The design for this project is intentionally simple and the focus is on correctness, legibility, safety, and efficiency
cargo build
cargo run -- transactions.csv > accounts.csvThe program accepts exactly one argument: the input CSV path. Output is written to stdout.
CSV columns:
- type: one of
deposit,withdrawal,dispute,resolve,chargeback - client: u16 client id
- tx: u32 transaction id (globally unique)
- amount: decimal with up to 4 places after the decimal point. Required for deposit and withdrawal only.
Rows are assumed to be in chronological order.
Whitespace around fields is accepted.
CSV columns:
- client: the client ID
- available: funds available for withdrawal/trading
- held: funds held due to disputes
- total = available + held
- locked: true if a chargeback occurred
All numeric values are printed with 4 decimal places.
The code is split into three layers:
io: CSV ingester and emitter. Produces an event stream for the engine to consume and process.engine: orchestrates processing, owns state, tx store, and metrics.core: domain types (Amount, Transaction) and pure ledger rules.
Processing is streaming. The CSV is read row by row and applied immediately. No full file buffering.

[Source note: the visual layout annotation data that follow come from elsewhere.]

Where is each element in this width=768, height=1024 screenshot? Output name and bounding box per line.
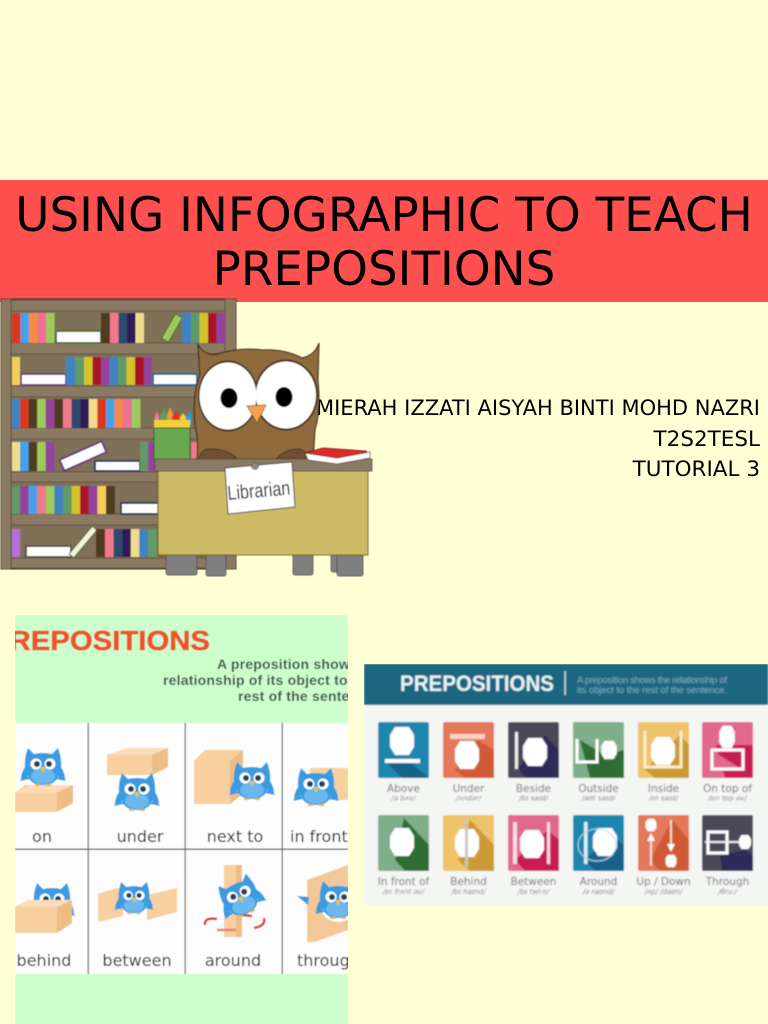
cell: through (296, 864, 348, 970)
icon: through: /θruː/ (717, 888, 737, 896)
illustration: desk (155, 448, 372, 576)
cell: between (98, 882, 177, 970)
description: relationship of its object to the (163, 672, 373, 688)
icon: outside: Outside (578, 783, 619, 795)
cell: around (205, 865, 268, 970)
header bar (364, 664, 768, 705)
librarian sign (225, 462, 295, 514)
icon: behind: /bɪ haɪnd/ (450, 888, 486, 896)
books row 5 (12, 486, 159, 514)
illustration: bookshelf (1, 299, 236, 569)
icon: through (702, 815, 753, 896)
author details: MIERAH IZZATI AISYAH BINTI MOHD NAZRI (316, 396, 760, 420)
books row 3 (12, 399, 140, 428)
shelf boards (1, 299, 236, 569)
cell: next to (194, 750, 275, 846)
header bar: A preposition shows the relationship of (577, 675, 727, 686)
icon: above (378, 722, 429, 802)
icon: between (508, 815, 559, 896)
icon: through: Through (705, 876, 749, 888)
icon: up / down: /ʌp/ /daʊn/ (644, 888, 683, 896)
cell: under (107, 748, 168, 846)
desk legs (166, 553, 363, 576)
icon: around (573, 815, 624, 896)
cell: around: around (205, 951, 261, 970)
cell: behind: behind (17, 951, 71, 970)
icon: under: Under (453, 783, 485, 795)
icon: around: /ə raʊnd/ (582, 888, 615, 896)
owl eyes (198, 360, 318, 432)
cell: between: between (102, 951, 172, 970)
panel: owl prepositions chart (15, 615, 348, 1024)
icon: in front of: In front of (378, 876, 430, 888)
icon: up / down (636, 815, 691, 896)
illustration: crayon cup (154, 407, 192, 461)
icon: outside (573, 722, 624, 802)
author details: T2S2TESL (653, 427, 760, 452)
icon: above: /ə bʌv/ (391, 794, 416, 802)
description: rest of the sentence. (238, 688, 378, 704)
icon: beside: Beside (516, 783, 551, 795)
books row 6 (12, 526, 157, 558)
icon: inside: /ɪn saɪd/ (648, 794, 679, 802)
illustration: owl librarian (194, 343, 319, 462)
desk book (305, 448, 370, 464)
cell: in front (290, 768, 348, 843)
icon: on top of: /ɒn tɒp əv/ (707, 794, 747, 802)
author details: TUTORIAL 3 (632, 457, 760, 482)
icon: up / down: Up / Down (636, 876, 691, 888)
icon: inside: Inside (648, 783, 679, 795)
books row 2 (12, 357, 197, 385)
icon: beside: /bɪ saɪd/ (518, 794, 549, 802)
icon: in front of: /ɪn frʌnt əv/ (382, 888, 425, 896)
icon: around: Around (580, 876, 617, 888)
icon: under: /ʌndər/ (455, 794, 482, 802)
icon: on top of (702, 722, 753, 802)
owl beak (247, 405, 266, 423)
title text (15, 189, 753, 297)
panel: icon prepositions chart (364, 664, 768, 906)
cell: under: under (117, 827, 164, 846)
cell: behind (15, 883, 75, 970)
author details (316, 396, 760, 482)
icon: on top of: On top of (703, 783, 752, 795)
icon: beside (508, 722, 559, 802)
icon: behind (443, 815, 494, 896)
icon: between: Between (511, 876, 556, 888)
books row 4 (12, 441, 199, 471)
librarian sign: Librarian (227, 478, 291, 505)
title text: USING INFOGRAPHIC TO TEACH (15, 189, 753, 243)
cell: through: through (297, 951, 360, 970)
icon: in front of (378, 815, 430, 896)
icon: above: Above (387, 783, 420, 795)
header bar: PREPOSITIONS (400, 671, 554, 696)
icon: between: /bɪ twiːn/ (517, 888, 550, 896)
cell: on: on (32, 827, 52, 846)
icon: inside (638, 722, 689, 802)
description: A preposition shows the (217, 656, 384, 672)
red arrows (205, 915, 264, 930)
cell: on (15, 748, 73, 846)
cell: in front: in front of (290, 827, 369, 846)
cell: next to: next to (207, 827, 263, 846)
icon: behind: Behind (450, 876, 487, 888)
description (163, 658, 348, 702)
title band (0, 180, 768, 302)
icon: under (443, 722, 494, 802)
icon: outside: /aʊt saɪd/ (581, 794, 616, 802)
title text: PREPOSITIONS (213, 243, 555, 297)
books row 1 (12, 313, 225, 343)
header bar: its object to the rest of the sentence. (577, 685, 727, 696)
grid table (15, 723, 348, 974)
owl wings (199, 449, 310, 460)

My choice of datastore is a simple HashMap wrapped in an impl for TxStore. It would have been prefereable to use something like rusqlite since this would have allowed for atomic updates to available and held data
Most of the business logic is in the core/ledger.rs file that accounts for all the rules of state change, and in core/types.rs that contains the logic for supporting a decimal type with 4 decimal points of precision. For both of these I have added ample unit tests covering the categories I could think of
Additionally I have added property tests in tests/proptests.rs that create fuzzy input sets and run the service while making sure that internal invariants don't drift regardless of input
For each client:
- available: Amount
- held: Amount
- locked: bool
For each referenced tx:
- client id
- amount
- kind (deposit or withdrawal)
- disputed flag
Txs are stored in an in-memory HashMap store. This is abstracted behind a TxStore trait so a different backend can be swapped in later.
Non-fatal anomalies are counted in engine::metrics::Metrics, including:
- malformed rows
- unknown transaction types
- missing amounts on deposit/withdrawal
- duplicate tx ids
- disputes on missing tx ids
- wrong-client references
- ledger rule failures
- operations ignored after lock
Metrics can be printed to stderr (currently commented out) at the end so stdout remains clean CSV output.
- Dispute, resolve, and chargeback reference a previous tx by id. If the id does not exist, the event is ignored and an error metric tabulated.
- Resolve and chargeback are ignored if the referenced tx is not currently disputed.
- Disputes only apply to deposits
- The spec only specifies "transactions" but conceptually, it doesn't make sense to dispute a withdrawal, it doesn't fit the spirit of the spec
- It's also dangerous allowing someone to potentially withdraw the account's full balance twice
- After a chargeback, the account is locked and all subsequent transactions for that client are ignored.
Unit tests cover:
- Amount parsing and formatting, including up-to-4 decimal precision and whitespace tolerance.
- Checked arithmetic overflow detection.
- Basic ledger correctness.
To run unit tests:
just testIntegration tests cover:
- End to end scenarios meant to simulate the entire system working on real-world data
To run integration tests:
just check